The representative of the Minister of Transportation, Rotimi Amaechi, the Director, Transport Planning of the Ministry of Transport, Mr. Solomon Ishaya, said one of the determinants of economic growth is exposure to international trade, saying that Nigeria as a coastal State under international conventions and agreement is bound to not only to develop its transport infrastructure for its consumption but to also factor in the interest of the landlocked neighbouring nations.
He said the ministry is responding to the growth and sophistication of international trade through unbundling of agencies under the ministry out of their previous corporation status as to allow private sector participation and investments while government regulates, stressing that this will make for rapid development of the ports, railways and waterway subsector.

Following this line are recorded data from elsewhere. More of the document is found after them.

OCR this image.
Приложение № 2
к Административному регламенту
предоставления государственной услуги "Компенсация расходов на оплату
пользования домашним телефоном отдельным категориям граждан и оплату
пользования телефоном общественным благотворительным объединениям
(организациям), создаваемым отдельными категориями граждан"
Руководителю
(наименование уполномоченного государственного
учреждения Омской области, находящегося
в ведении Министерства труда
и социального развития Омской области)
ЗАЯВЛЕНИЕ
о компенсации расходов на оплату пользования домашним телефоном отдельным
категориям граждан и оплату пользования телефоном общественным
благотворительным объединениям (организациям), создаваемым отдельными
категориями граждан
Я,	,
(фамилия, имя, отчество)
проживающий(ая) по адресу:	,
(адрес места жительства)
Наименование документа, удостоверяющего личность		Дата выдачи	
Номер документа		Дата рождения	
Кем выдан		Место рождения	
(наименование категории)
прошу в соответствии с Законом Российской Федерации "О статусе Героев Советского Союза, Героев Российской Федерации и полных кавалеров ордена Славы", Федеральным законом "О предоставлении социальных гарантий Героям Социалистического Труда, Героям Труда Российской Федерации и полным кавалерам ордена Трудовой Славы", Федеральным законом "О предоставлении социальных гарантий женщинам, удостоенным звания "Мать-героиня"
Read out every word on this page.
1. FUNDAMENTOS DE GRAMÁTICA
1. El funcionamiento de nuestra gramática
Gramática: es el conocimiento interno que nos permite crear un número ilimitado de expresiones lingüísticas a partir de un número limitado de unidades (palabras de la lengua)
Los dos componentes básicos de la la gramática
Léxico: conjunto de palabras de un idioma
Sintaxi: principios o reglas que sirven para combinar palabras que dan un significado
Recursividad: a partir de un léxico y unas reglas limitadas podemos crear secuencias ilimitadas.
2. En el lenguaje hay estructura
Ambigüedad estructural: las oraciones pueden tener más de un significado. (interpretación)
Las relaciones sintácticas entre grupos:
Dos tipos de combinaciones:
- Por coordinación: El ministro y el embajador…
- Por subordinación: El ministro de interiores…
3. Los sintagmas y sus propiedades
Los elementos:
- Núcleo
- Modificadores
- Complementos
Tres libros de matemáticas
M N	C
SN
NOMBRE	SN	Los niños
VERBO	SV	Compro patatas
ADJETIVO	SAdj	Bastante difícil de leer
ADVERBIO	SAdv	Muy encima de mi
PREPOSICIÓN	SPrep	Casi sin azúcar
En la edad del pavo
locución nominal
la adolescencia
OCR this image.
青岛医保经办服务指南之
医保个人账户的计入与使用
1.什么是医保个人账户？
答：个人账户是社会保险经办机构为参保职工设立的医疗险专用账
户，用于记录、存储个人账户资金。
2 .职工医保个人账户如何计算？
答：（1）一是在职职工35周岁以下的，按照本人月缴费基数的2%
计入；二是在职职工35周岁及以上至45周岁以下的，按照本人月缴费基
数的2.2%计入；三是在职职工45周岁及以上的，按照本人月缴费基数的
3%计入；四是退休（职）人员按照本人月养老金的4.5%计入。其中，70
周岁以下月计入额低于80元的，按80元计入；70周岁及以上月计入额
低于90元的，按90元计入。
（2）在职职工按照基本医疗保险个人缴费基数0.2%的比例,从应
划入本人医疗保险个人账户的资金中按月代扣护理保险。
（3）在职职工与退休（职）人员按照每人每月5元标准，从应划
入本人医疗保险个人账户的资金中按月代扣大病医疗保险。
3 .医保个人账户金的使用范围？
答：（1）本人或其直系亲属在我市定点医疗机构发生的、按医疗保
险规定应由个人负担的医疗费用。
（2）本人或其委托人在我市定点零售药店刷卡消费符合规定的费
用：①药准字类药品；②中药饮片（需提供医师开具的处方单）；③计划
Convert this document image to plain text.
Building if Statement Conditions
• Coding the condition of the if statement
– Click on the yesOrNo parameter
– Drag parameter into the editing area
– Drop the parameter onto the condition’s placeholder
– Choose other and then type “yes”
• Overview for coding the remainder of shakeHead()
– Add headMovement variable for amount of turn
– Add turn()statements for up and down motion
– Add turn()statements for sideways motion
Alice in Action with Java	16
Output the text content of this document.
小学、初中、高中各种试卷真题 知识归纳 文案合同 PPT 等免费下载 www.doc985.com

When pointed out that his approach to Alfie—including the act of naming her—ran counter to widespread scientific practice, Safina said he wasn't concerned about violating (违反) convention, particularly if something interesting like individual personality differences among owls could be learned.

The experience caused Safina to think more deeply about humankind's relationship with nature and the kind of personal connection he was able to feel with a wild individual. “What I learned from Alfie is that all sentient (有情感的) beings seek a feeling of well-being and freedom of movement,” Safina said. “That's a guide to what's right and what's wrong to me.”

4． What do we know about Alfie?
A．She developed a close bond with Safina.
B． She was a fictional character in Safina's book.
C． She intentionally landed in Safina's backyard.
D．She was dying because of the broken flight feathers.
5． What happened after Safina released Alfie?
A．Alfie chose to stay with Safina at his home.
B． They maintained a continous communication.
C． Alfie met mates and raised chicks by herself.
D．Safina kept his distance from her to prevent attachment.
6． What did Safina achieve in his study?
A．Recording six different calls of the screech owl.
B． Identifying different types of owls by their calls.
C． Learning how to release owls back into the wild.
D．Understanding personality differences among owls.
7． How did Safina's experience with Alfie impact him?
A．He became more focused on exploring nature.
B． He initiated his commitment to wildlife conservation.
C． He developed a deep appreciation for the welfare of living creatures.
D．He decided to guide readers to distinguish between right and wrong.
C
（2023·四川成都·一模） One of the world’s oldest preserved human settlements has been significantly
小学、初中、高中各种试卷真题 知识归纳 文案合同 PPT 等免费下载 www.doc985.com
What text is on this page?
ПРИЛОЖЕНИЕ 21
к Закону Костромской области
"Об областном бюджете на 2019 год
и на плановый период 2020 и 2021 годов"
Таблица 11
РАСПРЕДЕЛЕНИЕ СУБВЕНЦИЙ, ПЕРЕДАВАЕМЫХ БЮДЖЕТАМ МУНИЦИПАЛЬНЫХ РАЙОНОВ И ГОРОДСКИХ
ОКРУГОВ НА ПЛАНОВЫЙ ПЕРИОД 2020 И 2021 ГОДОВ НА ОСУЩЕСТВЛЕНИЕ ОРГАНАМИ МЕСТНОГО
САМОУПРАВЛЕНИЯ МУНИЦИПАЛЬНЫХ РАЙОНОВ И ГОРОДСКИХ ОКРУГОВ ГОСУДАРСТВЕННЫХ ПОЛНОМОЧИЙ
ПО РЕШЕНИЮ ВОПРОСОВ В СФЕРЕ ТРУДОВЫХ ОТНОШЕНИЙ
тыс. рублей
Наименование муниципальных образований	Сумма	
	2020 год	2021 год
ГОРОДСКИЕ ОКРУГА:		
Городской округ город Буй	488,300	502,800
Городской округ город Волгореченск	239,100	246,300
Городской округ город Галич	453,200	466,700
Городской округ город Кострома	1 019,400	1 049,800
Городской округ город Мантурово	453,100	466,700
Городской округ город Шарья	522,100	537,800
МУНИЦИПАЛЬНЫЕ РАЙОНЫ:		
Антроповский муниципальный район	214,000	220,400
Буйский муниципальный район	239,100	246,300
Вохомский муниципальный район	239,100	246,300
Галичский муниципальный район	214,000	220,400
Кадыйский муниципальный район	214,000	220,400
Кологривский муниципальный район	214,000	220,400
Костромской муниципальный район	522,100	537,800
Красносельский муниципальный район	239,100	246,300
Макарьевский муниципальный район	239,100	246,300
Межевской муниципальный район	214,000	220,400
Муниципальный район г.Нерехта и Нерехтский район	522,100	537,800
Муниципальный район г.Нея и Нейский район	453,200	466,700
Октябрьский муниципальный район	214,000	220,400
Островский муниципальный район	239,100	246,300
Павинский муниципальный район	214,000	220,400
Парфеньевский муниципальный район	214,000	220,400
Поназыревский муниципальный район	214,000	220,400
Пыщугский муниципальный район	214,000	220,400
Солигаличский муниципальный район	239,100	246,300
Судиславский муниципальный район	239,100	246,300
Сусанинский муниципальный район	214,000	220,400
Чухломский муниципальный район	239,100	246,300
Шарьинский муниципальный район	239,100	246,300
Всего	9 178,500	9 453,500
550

He pointed out that the ministry to sign BASA agreement with the land lock countries where sometimes businessmen fly from Lagos to France before accessing Niger. He said the ministry embarked on several feasibility studies for new standard gauge rail lines to be developed through public private partnership, maintaining that the federal government will continually spearhead policies, programmes and projects that will facilitate seamless trade relations among ECOWAS states.